Let’s roll out the language: caring for those who cannot pay for their necessities–the image of the aged and infirm is irresistible to our kinder feelings. But what are our necessities? Adult children are grateful to be relieved of the burden of caring for aging parents who cared for them. The chorus is loud and inevitable: mom and dad want their independence. The aging antiphonally respond: I want my “independence”, I don’t want to be a burden on my children. So the monthly checks help them keep their own houses and apartments, and caretakers, even as they grow more dependent on the government money everyday, But who cares or dares to criticize?
We are freed of the burden of caring for one another, freed from dealing with the bonds of the family unless we choose to visit. So children grow up with only ghostly notions of their grandparents and of they aged they will themselves become, and the old are left lonely and useless in their government housing, And now it is all based on a system where there are only two working adults to pay for each aging recipient.
We are in the process of creating the ceremonial language and actions for ridding the world of the aged. It will take a bit of time but someone has to help them “die with dignity.” After all, we cannot help them live at the cost of their children’s efforts. Ceremonials that contradict reality for a “moral” purpose do not last. Only ritual that calls upon the infinitely true for the sake of the finite present does.
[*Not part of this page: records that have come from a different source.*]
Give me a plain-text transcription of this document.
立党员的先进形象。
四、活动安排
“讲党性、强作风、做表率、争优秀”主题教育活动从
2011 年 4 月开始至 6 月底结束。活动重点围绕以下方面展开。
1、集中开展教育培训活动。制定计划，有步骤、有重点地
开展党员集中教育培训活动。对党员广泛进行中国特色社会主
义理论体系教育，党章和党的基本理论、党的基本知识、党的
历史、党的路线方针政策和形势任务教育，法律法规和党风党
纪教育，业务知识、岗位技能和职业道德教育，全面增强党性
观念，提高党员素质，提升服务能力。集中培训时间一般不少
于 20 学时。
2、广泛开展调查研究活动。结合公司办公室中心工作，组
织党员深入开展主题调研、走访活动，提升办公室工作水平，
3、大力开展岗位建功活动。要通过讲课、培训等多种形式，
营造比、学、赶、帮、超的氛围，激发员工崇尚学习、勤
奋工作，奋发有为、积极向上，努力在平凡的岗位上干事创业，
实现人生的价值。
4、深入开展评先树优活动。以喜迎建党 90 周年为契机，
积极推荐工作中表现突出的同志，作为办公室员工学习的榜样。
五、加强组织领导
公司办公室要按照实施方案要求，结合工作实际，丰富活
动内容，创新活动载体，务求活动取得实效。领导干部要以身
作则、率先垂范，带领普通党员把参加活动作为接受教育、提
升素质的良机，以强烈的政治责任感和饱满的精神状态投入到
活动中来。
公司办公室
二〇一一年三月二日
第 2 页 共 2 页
Yet all ceremonial has massive power, if only it is repeated often enough. Modern media will cooperate in spreading any lie that is thought up, as we now see. Those who know abortion is an abomination must pay for it for the good of the poor. Those who distrust Big Pharma must take the vaccinations for the good of the most vulnerable. The churches must close so that the most vulnerable can stay home with a good conscience and father can be “safe”.